Komisi Kepemiluan (Komisi II) DPR masih membuka opsi untuk membahas penerbitan Peraturan Pemerintah Pengganti Undang-Undang (Perppu) tentang Pemilihan Kepala Daerah (Pilkada), meski sudah disepakati Pilkada 2020 tetap digelar pada 9 Desember 2020 dengan menerapkan disiplin dan sanksi hukum terhadap pelanggaran protokol kesehatan Covid-19.
Hal itu menyusul hasil kesimpulan rapat kerja/dengar pendapat Komisi II DPR dengan Mendagri, KPU, Bawaslu dan DKPP di Komplek Parlemen, Senayan, Jakarta, Senin (21/9/2020), pada point 2 huruf f berisi pengaturan rekapitulasi hasil pemungutan suara melalui e-rekap.
Menurut anggota komisi II DPR dari Fraksi Partai Keadilan Sejahtera Mardani Ali Sera, point tersebut tidak bisa diatur melalui revisi Peraturan Komisi Pemilihan Umum (PKPU) Nomor 10 Tahun 2020 tentang Perubahan atas PKPU Nomor 6 Tahun 2020 tentang Pelaksanaan Pilkada dalam Kondisi Bencana Non Alam.
Point revisi PKPU ini juga merupakan point 2 kesimpulan rapat kerja/dengar pendapat tersebut. "Point 2 huruf f ini bahaya pak Ketua. E-rekap itu diatur dengan Perppu," kata Mardani saat interupsi kesimpulan rapat melalui virtual, Senin, 21 September 2020.
Menanggapi pernyataan Mardani, pimpinan rapat sekaligus Ketua Komisi II DPR Ahmad Doli Kurnia Tandjung mengatakan usulan penerbitan Perppu Pilkada akan dibahas setelah pelaksanaan Pilkada 9 Desember 2020. "E-rekap itu kan di akhir tahapan. Rapat ini bukan yang terakhir, nanti kita bahas lagi," kata Doli.

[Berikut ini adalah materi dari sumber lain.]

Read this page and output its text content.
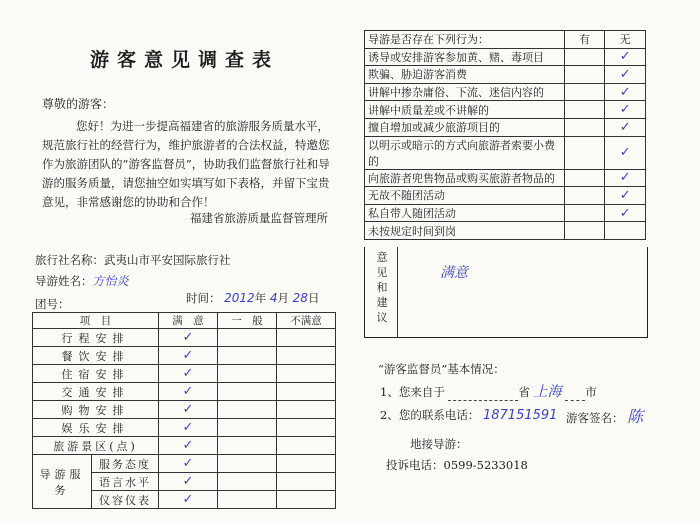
游客意见调查表
尊敬的游客：
您好！为进一步提高福建省的旅游服务质量水平，规范旅行社的经营行为，维护旅游者的合法权益，特邀您作为旅游团队的“游客监督员”，协助我们监督旅行社和导游的服务质量，请您抽空如实填写如下表格，并留下宝贵意见，非常感谢您的协助和合作！
福建省旅游质量监督管理所
旅行社名称：武夷山市平安国际旅行社
导游姓名：方怡炎
团号：	时间： 2012年 4月 28日
项　目		满　意	一　般	不满意
行程安排		✓		

餐饮安排		✓		

住宿安排		✓		

交通安排		✓		

购物安排		✓		

娱乐安排		✓		

旅游景区(点)		✓		

导游服务	服务态度	✓		

	语言水平	✓		

	仪容仪表	✓		

导游是否存在下列行为：	有	无
诱导或安排游客参加黄、赌、毒项目		✓

欺骗、胁迫游客消费		✓

讲解中掺杂庸俗、下流、迷信内容的		✓

讲解中质量差或不讲解的		✓

擅自增加或减少旅游项目的		✓

以明示或暗示的方式向旅游者索要小费的		✓

向旅游者兜售物品或购买旅游者物品的		✓

无故不随团活动		✓

私自带人随团活动		✓

未按规定时间到岗		
意见和建议
满意
“游客监督员”基本情况：
1、您来自于	省 上海 市
2、您的联系电话： 187151591 游客签名： 陈
地接导游：
投诉电话：0599-5233018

Anggota Komisi II DPR dari Fraksi Partai Persatuan Pembangunan (FPPP) Syamsurizal mengimbuhkan komisinya menyetujui pilkada serentak tetap digelar pada 9 Desember dengan tidak menerbitkan Perppu karena pihaknya mendahulukan tahapan Pilkada yang sudah di depan mata.
Tahapan yang dimaksud Syamsurizal yakni pada 23 September 2020 merupakan jadwal penetapan dan pengambilan nomor urut pasangan calon (paslon) kepala daerah. Lalu pada 26 September 2020 dimulainya tahapan kampanye Pilkada. Sementara, lanjut dia, pihaknya tidak ingin Pilkada 2020 menjadi klaster baru penyebaran Covid-19.

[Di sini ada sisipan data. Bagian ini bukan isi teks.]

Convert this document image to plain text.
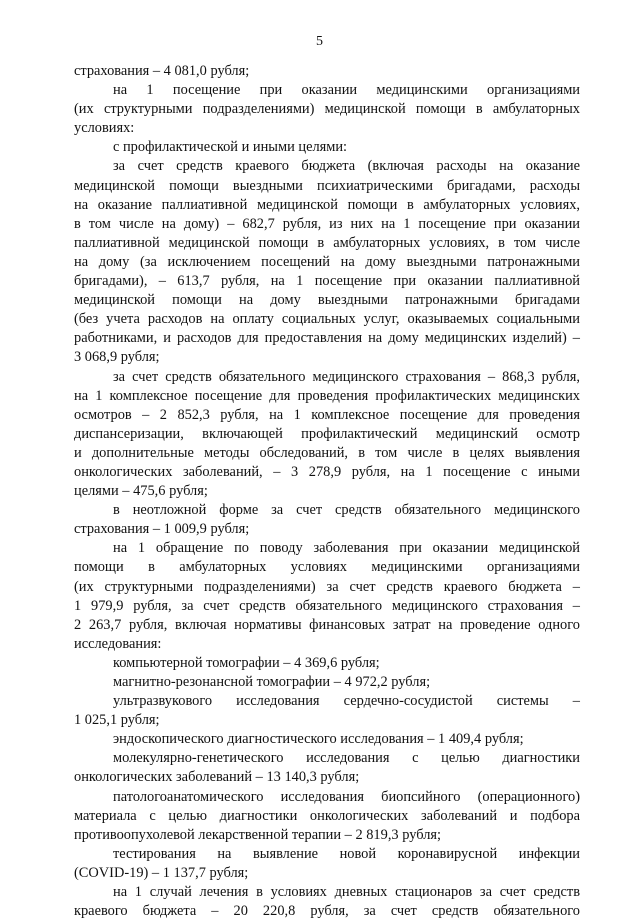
5
страхования – 4 081,0 рубля;
на 1 посещение при оказании медицинскими организациями
(их структурными подразделениями) медицинской помощи в амбулаторных
условиях:
с профилактической и иными целями:
за счет средств краевого бюджета (включая расходы на оказание
медицинской помощи выездными психиатрическими бригадами, расходы
на оказание паллиативной медицинской помощи в амбулаторных условиях,
в том числе на дому) – 682,7 рубля, из них на 1 посещение при оказании
паллиативной медицинской помощи в амбулаторных условиях, в том числе
на дому (за исключением посещений на дому выездными патронажными
бригадами), – 613,7 рубля, на 1 посещение при оказании паллиативной
медицинской помощи на дому выездными патронажными бригадами
(без учета расходов на оплату социальных услуг, оказываемых социальными
работниками, и расходов для предоставления на дому медицинских изделий) –
3 068,9 рубля;
за счет средств обязательного медицинского страхования – 868,3 рубля,
на 1 комплексное посещение для проведения профилактических медицинских
осмотров – 2 852,3 рубля, на 1 комплексное посещение для проведения
диспансеризации, включающей профилактический медицинский осмотр
и дополнительные методы обследований, в том числе в целях выявления
онкологических заболеваний, – 3 278,9 рубля, на 1 посещение с иными
целями – 475,6 рубля;
в неотложной форме за счет средств обязательного медицинского
страхования – 1 009,9 рубля;
на 1 обращение по поводу заболевания при оказании медицинской
помощи в амбулаторных условиях медицинскими организациями
(их структурными подразделениями) за счет средств краевого бюджета –
1 979,9 рубля, за счет средств обязательного медицинского страхования –
2 263,7 рубля, включая нормативы финансовых затрат на проведение одного
исследования:
компьютерной томографии – 4 369,6 рубля;
магнитно-резонансной томографии – 4 972,2 рубля;
ультразвукового исследования сердечно-сосудистой системы –
1 025,1 рубля;
эндоскопического диагностического исследования – 1 409,4 рубля;
молекулярно-генетического исследования с целью диагностики
онкологических заболеваний – 13 140,3 рубля;
патологоанатомического исследования биопсийного (операционного)
материала с целью диагностики онкологических заболеваний и подбора
противоопухолевой лекарственной терапии – 2 819,3 рубля;
тестирования на выявление новой коронавирусной инфекции
(COVID-19) – 1 137,7 рубля;
на 1 случай лечения в условиях дневных стационаров за счет средств
краевого бюджета – 20 220,8 рубля, за счет средств обязательного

"Sebelum kampanye ini dimulai, itu didukung PKPU kan untuk urusan pencabutan nomor urut paslon dan kampanye. Karena kita ingin semuanya itu terlepas dari apa yang dituduh akan terjadi klaster baru di Pilkada dengan konsep itu," kata Syamsurizal.
Sementara itu, Anggota Komisi II DPR dari Fraksi Golkar, Zulfikar Arse Sadikin, mengatakan tidak akan terjadi kekosongan hukum jika tetap menggelar atau menunda Pilkada 9 Desember 2020. Pasalnya, dalam UU Pilkada sudah diatur penegakan disiplin dan sanksi hukum bagi pelanggar protokol kesehatan Covid-19.
Dengan demikian, kata Zulfikar, Presiden tidak perlu menerbitkan Perppu Pilkada. "Masih banyak alternatif yang bisa dilakukan hanya dengan merevisi PKPU," kata Zulfikar.
Mendagri Tito Karnavian sependapat dengan Zulfikar. Bahkan ia mendesak revisi PKPU tersebut sudah selesai dibuat sebelum tahapan kampanye Pilkada dimulai pada 26 September 2020. "Percepatan revisi PKPU secepat mungkin sebelum 26 September masa kampanye," kata Mendagri.